Sebentar lagi, kalau waktunya sudah tepat, dia akan menembak.

“Kenapa harus Cordy? Kau tidak kenal dengannya!” Jade memberontak.

“Dia adalah abare yang kucari-cari selama ini,” kata Caspian, terengah seperti diliputi nafsu. “Aku harus bisa mendapatkannya untuk mencari tahu dimana keberadaan si berengsek Gustav.”

“Jadi kau mau mencari Gustav dengan memanfaatkan Cordy?”

“Dia adalah satu-satunya navigator yang kubutuhkan. Tidak ada yang lain.” Caspian menunduk dan nyaris mendekati Jade. Jarak keduanya hanya beberapa langkah saja. Jade bisa merasakan jemarinya yang memegang pistol berkeringat. Kalau sampai pria ini berani menyentuhnya, dia benar-benar akan menembakkan senjata ini....

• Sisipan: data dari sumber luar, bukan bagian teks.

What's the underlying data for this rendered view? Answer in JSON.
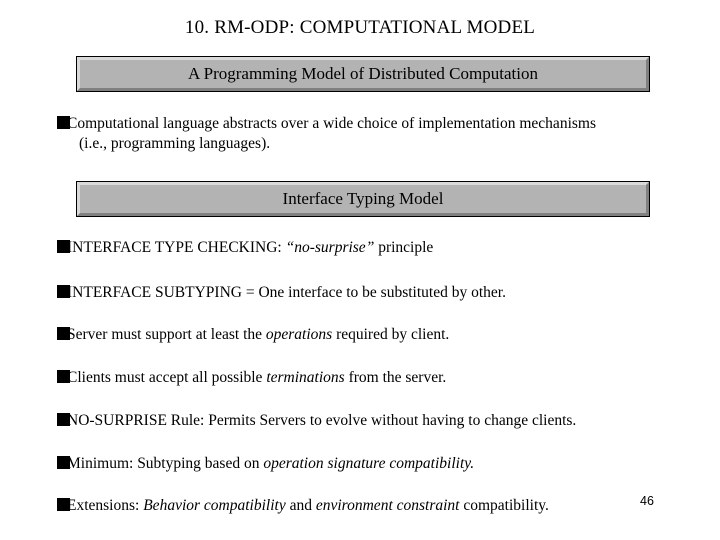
{
  "slide": {
    "title": "10. RM-ODP: COMPUTATIONAL MODEL",
    "page_number": "46",
    "colors": {
      "box_fill": "#b3b3b3",
      "box_border": "#000000",
      "bevel_light": "#d9d9d9",
      "bevel_shadow": "#808080",
      "text": "#000000",
      "background": "#ffffff"
    },
    "heading_boxes": [
      {
        "id": "programming-model",
        "label": "A Programming Model of Distributed Computation"
      },
      {
        "id": "interface-typing",
        "label": "Interface Typing Model"
      }
    ],
    "bullets": [
      {
        "id": "computational",
        "glyph": "filled-square-bullet",
        "line1": "Computational language abstracts over a wide choice of implementation mechanisms",
        "line2": "(i.e., programming languages)."
      },
      {
        "id": "type-checking",
        "glyph": "filled-square-bullet",
        "pre": "INTERFACE TYPE CHECKING: ",
        "italic": "“no-surprise”",
        "post": " principle"
      },
      {
        "id": "subtyping",
        "glyph": "filled-square-bullet",
        "pre": "INTERFACE SUBTYPING = One interface to be substituted by other.",
        "italic": "",
        "post": ""
      },
      {
        "id": "server",
        "glyph": "filled-square-bullet",
        "pre": "Server must support at least the ",
        "italic": "operations",
        "post": " required by client."
      },
      {
        "id": "clients",
        "glyph": "filled-square-bullet",
        "pre": "Clients must accept all possible ",
        "italic": "terminations",
        "post": " from the server."
      },
      {
        "id": "no-surprise",
        "glyph": "filled-square-bullet",
        "pre": "NO-SURPRISE Rule: Permits Servers to evolve without having to change clients.",
        "italic": "",
        "post": ""
      },
      {
        "id": "minimum",
        "glyph": "filled-square-bullet",
        "pre": "Minimum: Subtyping based on ",
        "italic": "operation signature compatibility.",
        "post": ""
      },
      {
        "id": "extensions",
        "glyph": "filled-square-bullet",
        "pre": "Extensions: ",
        "italic": "Behavior compatibility",
        "mid": " and ",
        "italic2": "environment constraint",
        "post": " compatibility."
      }
    ]
  }
}
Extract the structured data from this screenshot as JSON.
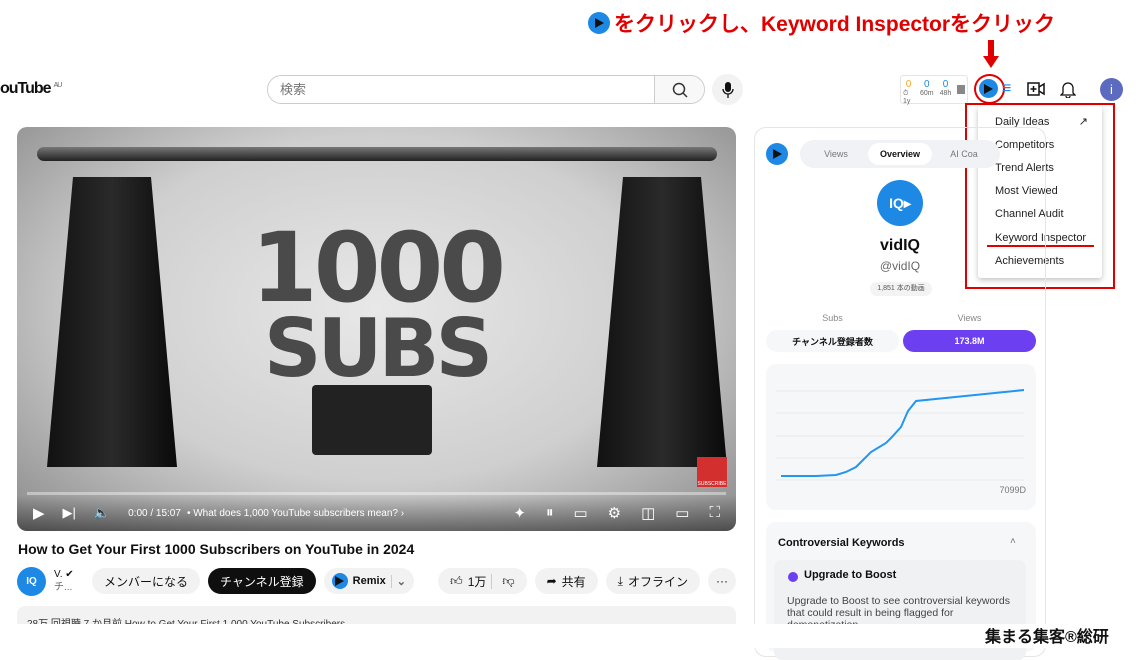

“Cordy tidak tahu apa-apa mengenai Gustav,” kata Jade, entah bagaimana pandangannya semakin berguncang dan buram. Barangkali darah yang mengalir di kakinya terlalu banyak. Rasanya dia ingin menyerahkan diri ke dalam kegelapan, tapi pikirannya menolak. Caspian terlalu berbahaya. Bisa-bisa dia akan mengambil Cordelia saat Jade lengah.

“Gadis itu tahu di mana Gustav,” kata Caspian, lalu mengetuk-ngetuk pelipisnya dengan jari. “Jawabannya ada di ingatannya.”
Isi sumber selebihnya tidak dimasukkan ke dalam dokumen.